Бекетт был прав, и она это знала. Передвинувшись к узкому окну, Элизабет обхватила его руками за плечи. День снаружи был слишком хорош для того, что неумолимо надвигалось на них.
– Он показал мне ту запись.
– И людей, которых убил Эдриен?
– Людей, которых он мог убить.
– Ты что, не думаешь, что он на это способен?
Элизабет невидяще уставилась в стекло. Эдриен всегда был помягче большинства остальных, но, как и у всех хороших копов, внутри у него были стальной стержень и непоколебимая воля. Могли ли такие страдания, закрутившись тугим узлом, превратиться в нечто бесформенное и яростное? Естественно, могли. Но превратились ли?
– Люди уже вынесли свой приговор. Я это чувствую.
– Это не так.
– Да ладно тебе! Когда ты последний раз видел столько копов на первом слушании? Я насчитала двадцать три человека, включая капитана. Сколько обычно бывает? Шесть, семь? Ты только посмотри! – Элизабет махнула на толпу, проталкивающуюся в двери зала. Та была вдвое гуще, чем обычно – зрители и пресса, все злые и полные любопытства.

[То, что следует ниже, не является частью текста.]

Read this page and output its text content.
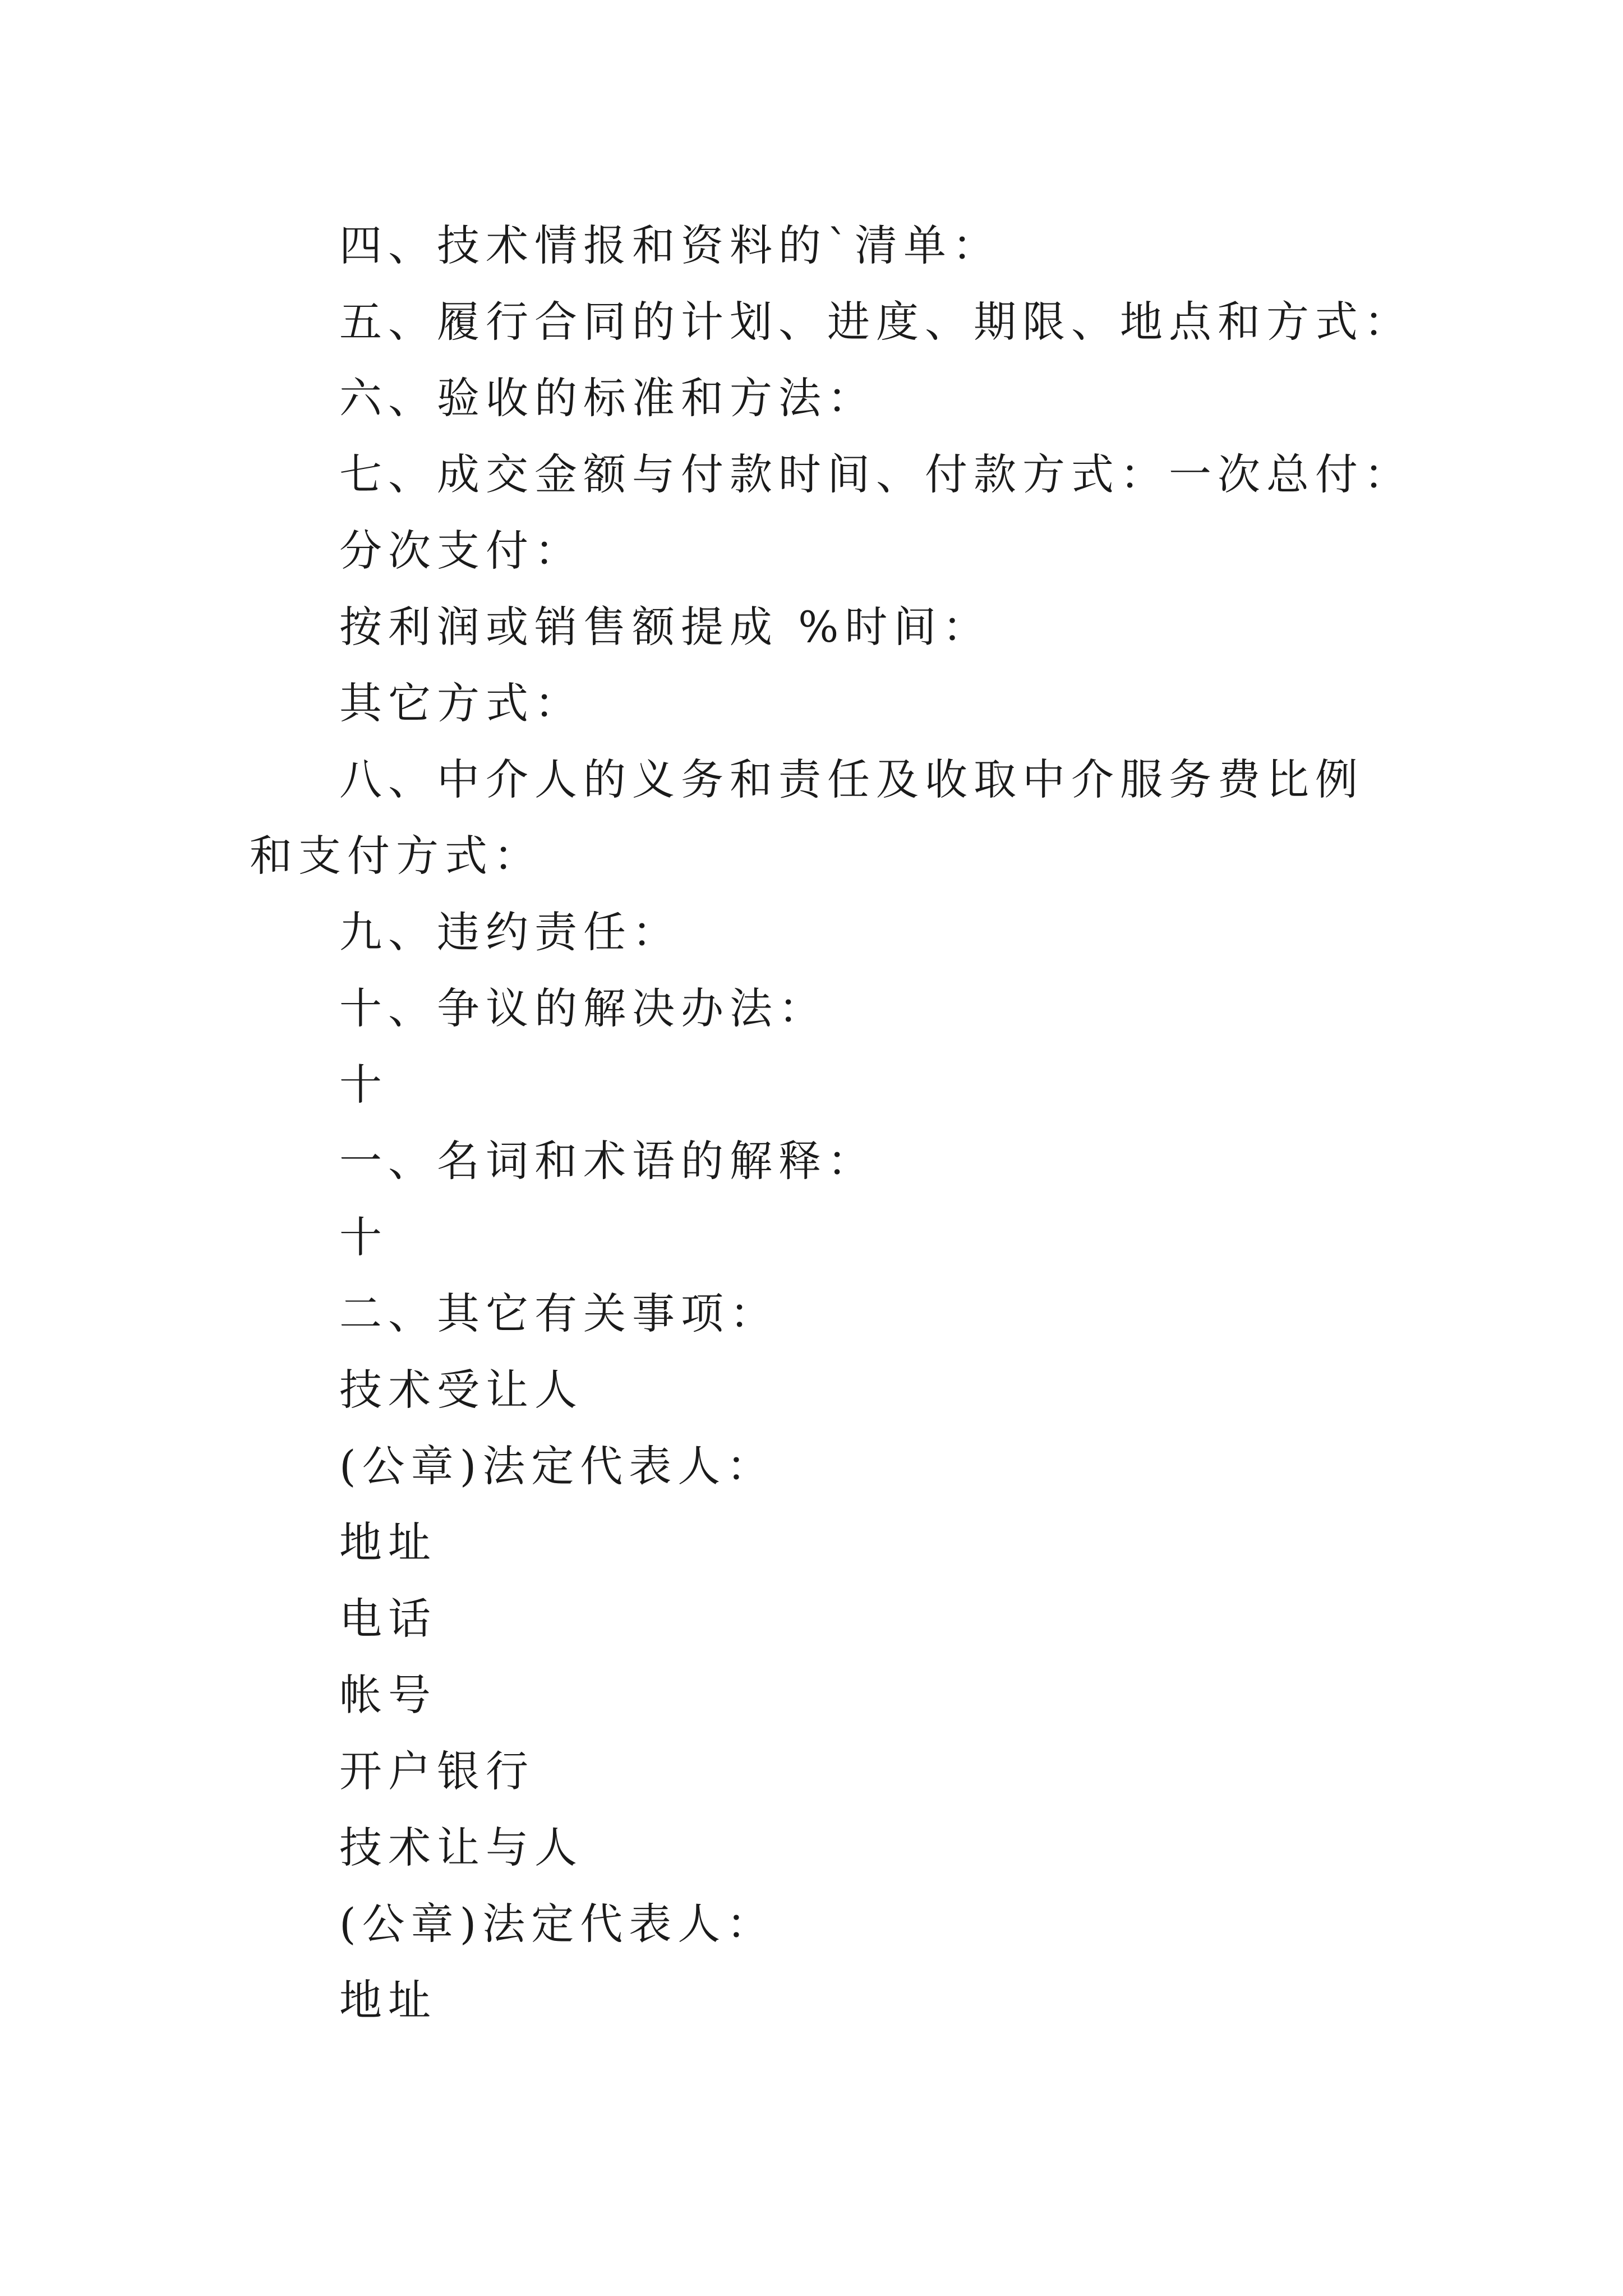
四、技术情报和资料的`清单：
五、履行合同的计划、进度、期限、地点和方式：
六、验收的标准和方法：
七、成交金额与付款时间、付款方式：一次总付：
分次支付：
按利润或销售额提成 %时间：
其它方式：
八、中介人的义务和责任及收取中介服务费比例和支付方式：
九、违约责任：
十、争议的解决办法：
十
一、名词和术语的解释：
十
二、其它有关事项：
技术受让人
(公章)法定代表人：
地址
电话
帐号
开户银行
技术让与人
(公章)法定代表人：
地址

– Люди напуганы, – сказал Бекетт. – Еще одна женщина. В той же самой церкви.
– Это натуральная охота на ведьм!
– Лиз, погоди…
Но она его не слушала. Протолкалась сквозь толпу и нашла другое место в зоне, отведенной для полицейских. Люди все еще таращились на нее, но ей было плевать. Может, Чарли все-таки прав? Не тот ли это путь, когда сердце говорит одно, а факты намекают совсем на другое? Первое дело Эдриена рассматривалось в почти таком же зале суда, и его осудила коллегия присяжных, составленная в основном из его собственных сверстников. Но ведь они не знали всего, так? Например, причину, по которой его ДНК нашли под ногтями мертвой женщины…
Причины и тайны, супружеская измена и смерть.
По словам Эдриена, никто не знал, что он спал с жертвой, но действительно ли все было настолько шито-крыто? Как насчет отца Гидеона? Если Эдриен спал с его женой, Роберт Стрэндж вполне мог это знать. Секс. Измена. Жен убивали и за меньшее. Если он подставил ее любовника, то просто все в одном флаконе: неверная супруга наказана, ее хахаль за решеткой. Но у Роберта Стрэнджа имелось алиби. Бекетт самолично его проверял.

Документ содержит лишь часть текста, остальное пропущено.